Oil Drilling off Alaska: Cheney's Ill-Advised Crusade


By Matt Vespa
The San Jose Mercury News

On June 29 the Bush administration quietly approved a keystone of Vice President Dick Cheney's energy policy: furthering our addiction to oil through the 5-Year Outer Continental Shelf Oil and Gas Leasing Program. The program governs the sale of all offshore oil and gas leases in federal waters over the next five years and anticipates the drilling of more than 10 billion barrels of oil and more than 45 trillion cubic feet of natural gas in some of our most pristine and sensitive marine habitats.

Five of the lease sales would be in the Beaufort and Chukchi seas off the coast of Alaska - industrializing and fouling prime polar bear habitat. Polar bears, already drowning and starving as global warming transforms the Arctic, can ill afford the additional stress of oil and gas development in their home.
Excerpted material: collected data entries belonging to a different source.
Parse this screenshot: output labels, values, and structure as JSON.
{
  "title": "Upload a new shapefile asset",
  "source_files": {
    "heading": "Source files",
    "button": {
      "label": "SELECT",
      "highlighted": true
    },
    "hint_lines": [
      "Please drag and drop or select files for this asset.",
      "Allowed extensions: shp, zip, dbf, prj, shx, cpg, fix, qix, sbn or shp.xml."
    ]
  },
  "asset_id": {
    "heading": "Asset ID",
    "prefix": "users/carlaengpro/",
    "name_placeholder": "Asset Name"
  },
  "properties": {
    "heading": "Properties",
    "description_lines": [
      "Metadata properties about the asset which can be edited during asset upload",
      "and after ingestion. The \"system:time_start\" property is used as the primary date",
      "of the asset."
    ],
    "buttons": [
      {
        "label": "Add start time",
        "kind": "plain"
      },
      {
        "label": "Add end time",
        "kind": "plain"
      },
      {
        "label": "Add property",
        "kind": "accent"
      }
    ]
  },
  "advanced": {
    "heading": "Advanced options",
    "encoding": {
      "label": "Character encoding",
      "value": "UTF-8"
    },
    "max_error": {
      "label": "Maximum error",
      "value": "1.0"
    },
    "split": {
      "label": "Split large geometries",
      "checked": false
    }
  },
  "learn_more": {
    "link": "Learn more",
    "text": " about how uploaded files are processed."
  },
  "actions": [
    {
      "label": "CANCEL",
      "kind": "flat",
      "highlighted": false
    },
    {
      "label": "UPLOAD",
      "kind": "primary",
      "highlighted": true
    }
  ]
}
Another lease sale proposed in Alaska's Bristol Bay would compromise critical habitat for the North Pacific right whale, the world's most endangered whale, while two other lease sales are proposed for Cook Inlet, home to imperiled beluga whales and sea otters.

The U.S. Minerals Management Service, which is in charge of environmental review for the project, refused to disclose the greenhouse gas emissions from using the fossil fuels that would be produced. The agency said these emissions were beyond the scope of its review because they would have no bearing on the decision to lease or not lease our offshore waters to oil companies. Despite the agency's refusal.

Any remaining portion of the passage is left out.